Outlets hurt by dwindling public interest in news in 2021

Exterior images, from left, appear of CNN headquarters on Aug. 26, 2014, in Atlanta, the New York Times building on June 22, 2019, in New York, News Corporation headquarters with Fox News studios on July 31, 2021, in New York and The One Franklin Squ

The presidential election, pandemic and racial reckoning were stories that drove intense interest and engagement to news outlets in 2020. To a large degree, 2021 represented the inevitable hangover.

Various metrics illustrate the dwindling popularity of news content.
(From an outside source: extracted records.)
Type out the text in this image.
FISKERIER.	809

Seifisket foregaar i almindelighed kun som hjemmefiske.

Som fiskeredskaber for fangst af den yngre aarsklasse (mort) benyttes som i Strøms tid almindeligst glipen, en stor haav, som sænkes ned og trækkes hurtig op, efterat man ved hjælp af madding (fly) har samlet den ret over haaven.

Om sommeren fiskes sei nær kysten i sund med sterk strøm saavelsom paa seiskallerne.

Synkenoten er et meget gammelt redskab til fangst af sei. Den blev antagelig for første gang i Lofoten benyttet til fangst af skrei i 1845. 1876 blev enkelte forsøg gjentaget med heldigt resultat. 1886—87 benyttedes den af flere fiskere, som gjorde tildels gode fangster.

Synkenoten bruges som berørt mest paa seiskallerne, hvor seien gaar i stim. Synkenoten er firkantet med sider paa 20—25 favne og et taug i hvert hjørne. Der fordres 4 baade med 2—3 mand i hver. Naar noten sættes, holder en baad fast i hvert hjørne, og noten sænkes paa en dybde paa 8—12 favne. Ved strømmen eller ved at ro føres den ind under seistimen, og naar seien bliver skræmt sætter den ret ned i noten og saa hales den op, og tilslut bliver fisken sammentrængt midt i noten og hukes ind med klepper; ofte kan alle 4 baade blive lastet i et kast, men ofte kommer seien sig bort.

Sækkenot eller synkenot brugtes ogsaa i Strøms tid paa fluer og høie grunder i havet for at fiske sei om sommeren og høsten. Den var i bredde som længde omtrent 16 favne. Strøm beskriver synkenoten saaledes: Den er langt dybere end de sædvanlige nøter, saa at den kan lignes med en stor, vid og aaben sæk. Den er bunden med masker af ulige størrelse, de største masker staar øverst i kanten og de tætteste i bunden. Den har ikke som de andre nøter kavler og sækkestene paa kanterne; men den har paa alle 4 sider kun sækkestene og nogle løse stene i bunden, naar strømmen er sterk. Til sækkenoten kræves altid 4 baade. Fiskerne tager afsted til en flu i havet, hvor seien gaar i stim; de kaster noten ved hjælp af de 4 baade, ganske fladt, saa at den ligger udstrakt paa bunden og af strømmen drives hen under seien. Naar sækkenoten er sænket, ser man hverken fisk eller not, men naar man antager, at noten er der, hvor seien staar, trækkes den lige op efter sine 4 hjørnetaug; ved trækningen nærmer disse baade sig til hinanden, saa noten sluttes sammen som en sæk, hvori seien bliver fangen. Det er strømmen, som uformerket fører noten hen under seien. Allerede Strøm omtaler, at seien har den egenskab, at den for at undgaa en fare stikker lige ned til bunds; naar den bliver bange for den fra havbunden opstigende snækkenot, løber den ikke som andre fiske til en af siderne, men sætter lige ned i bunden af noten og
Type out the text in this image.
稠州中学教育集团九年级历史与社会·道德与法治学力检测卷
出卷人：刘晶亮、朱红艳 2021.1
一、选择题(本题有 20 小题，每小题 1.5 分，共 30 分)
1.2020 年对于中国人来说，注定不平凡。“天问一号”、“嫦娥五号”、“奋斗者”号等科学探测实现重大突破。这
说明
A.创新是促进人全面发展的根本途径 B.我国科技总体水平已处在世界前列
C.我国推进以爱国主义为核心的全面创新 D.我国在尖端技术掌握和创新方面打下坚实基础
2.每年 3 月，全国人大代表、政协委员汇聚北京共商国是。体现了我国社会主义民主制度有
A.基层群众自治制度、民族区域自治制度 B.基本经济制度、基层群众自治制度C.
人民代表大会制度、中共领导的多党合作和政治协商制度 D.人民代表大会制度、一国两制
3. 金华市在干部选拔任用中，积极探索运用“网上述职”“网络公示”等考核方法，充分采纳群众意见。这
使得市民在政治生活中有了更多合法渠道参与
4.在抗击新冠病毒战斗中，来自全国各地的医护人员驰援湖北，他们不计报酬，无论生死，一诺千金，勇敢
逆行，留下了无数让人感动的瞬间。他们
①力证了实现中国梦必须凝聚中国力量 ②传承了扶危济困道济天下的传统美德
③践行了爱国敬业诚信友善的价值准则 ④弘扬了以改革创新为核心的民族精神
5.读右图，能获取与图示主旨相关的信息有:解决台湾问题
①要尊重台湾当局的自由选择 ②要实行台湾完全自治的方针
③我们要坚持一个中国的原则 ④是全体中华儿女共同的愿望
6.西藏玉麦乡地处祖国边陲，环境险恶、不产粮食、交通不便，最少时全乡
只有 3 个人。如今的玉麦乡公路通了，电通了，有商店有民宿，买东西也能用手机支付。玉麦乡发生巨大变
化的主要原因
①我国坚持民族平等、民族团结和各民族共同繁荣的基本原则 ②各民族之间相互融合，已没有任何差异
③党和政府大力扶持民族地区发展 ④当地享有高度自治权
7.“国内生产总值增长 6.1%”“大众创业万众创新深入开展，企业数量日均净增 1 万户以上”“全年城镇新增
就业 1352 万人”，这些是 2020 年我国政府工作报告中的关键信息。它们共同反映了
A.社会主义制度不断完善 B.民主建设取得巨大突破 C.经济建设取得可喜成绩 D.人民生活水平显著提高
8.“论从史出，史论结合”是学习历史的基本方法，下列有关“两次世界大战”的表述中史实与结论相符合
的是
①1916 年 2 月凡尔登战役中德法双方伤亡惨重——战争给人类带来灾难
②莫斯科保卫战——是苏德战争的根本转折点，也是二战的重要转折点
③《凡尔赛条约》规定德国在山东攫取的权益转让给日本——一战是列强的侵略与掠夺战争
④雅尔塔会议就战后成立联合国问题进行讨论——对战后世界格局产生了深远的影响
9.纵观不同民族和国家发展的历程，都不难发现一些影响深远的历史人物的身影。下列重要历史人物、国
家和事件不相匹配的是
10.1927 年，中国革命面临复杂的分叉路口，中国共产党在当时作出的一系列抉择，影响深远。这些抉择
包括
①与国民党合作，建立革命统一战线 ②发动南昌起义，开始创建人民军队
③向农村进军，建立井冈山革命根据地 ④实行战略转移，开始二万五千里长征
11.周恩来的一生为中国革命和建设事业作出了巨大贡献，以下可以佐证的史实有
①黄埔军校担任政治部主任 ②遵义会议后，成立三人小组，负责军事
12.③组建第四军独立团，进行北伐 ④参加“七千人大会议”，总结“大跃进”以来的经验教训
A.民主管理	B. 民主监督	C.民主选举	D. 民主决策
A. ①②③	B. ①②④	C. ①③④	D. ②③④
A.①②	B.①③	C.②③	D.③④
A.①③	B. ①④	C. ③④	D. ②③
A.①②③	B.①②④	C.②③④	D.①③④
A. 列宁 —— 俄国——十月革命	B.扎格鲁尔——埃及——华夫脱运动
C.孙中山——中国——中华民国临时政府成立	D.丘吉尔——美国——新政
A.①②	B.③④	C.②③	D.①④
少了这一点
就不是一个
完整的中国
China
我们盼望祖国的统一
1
Cable news networks were the main form of evening entertainment for millions of Americans last year. In 2021, weekday prime-time viewership dropped 38% at CNN, 34% at Fox News Channel and 25% at MSNBC, according to the Nielsen company.

The decline was less steep but still significant at broadcast television evening newscasts: 12% at ABC’s “World News Tonight” and the “CBS Evening News;” 14% at NBC’s “Nightly News,” Nielsen said.

The Trump era saw explosive subscriber growth for some digital news sites like The New York Times and Washington Post. Yet readers aren’t spending as much time there; Comscore said the number of unique visitors to the Post’s site was down 44% in November compared to November 2020, and down 34% at the Times.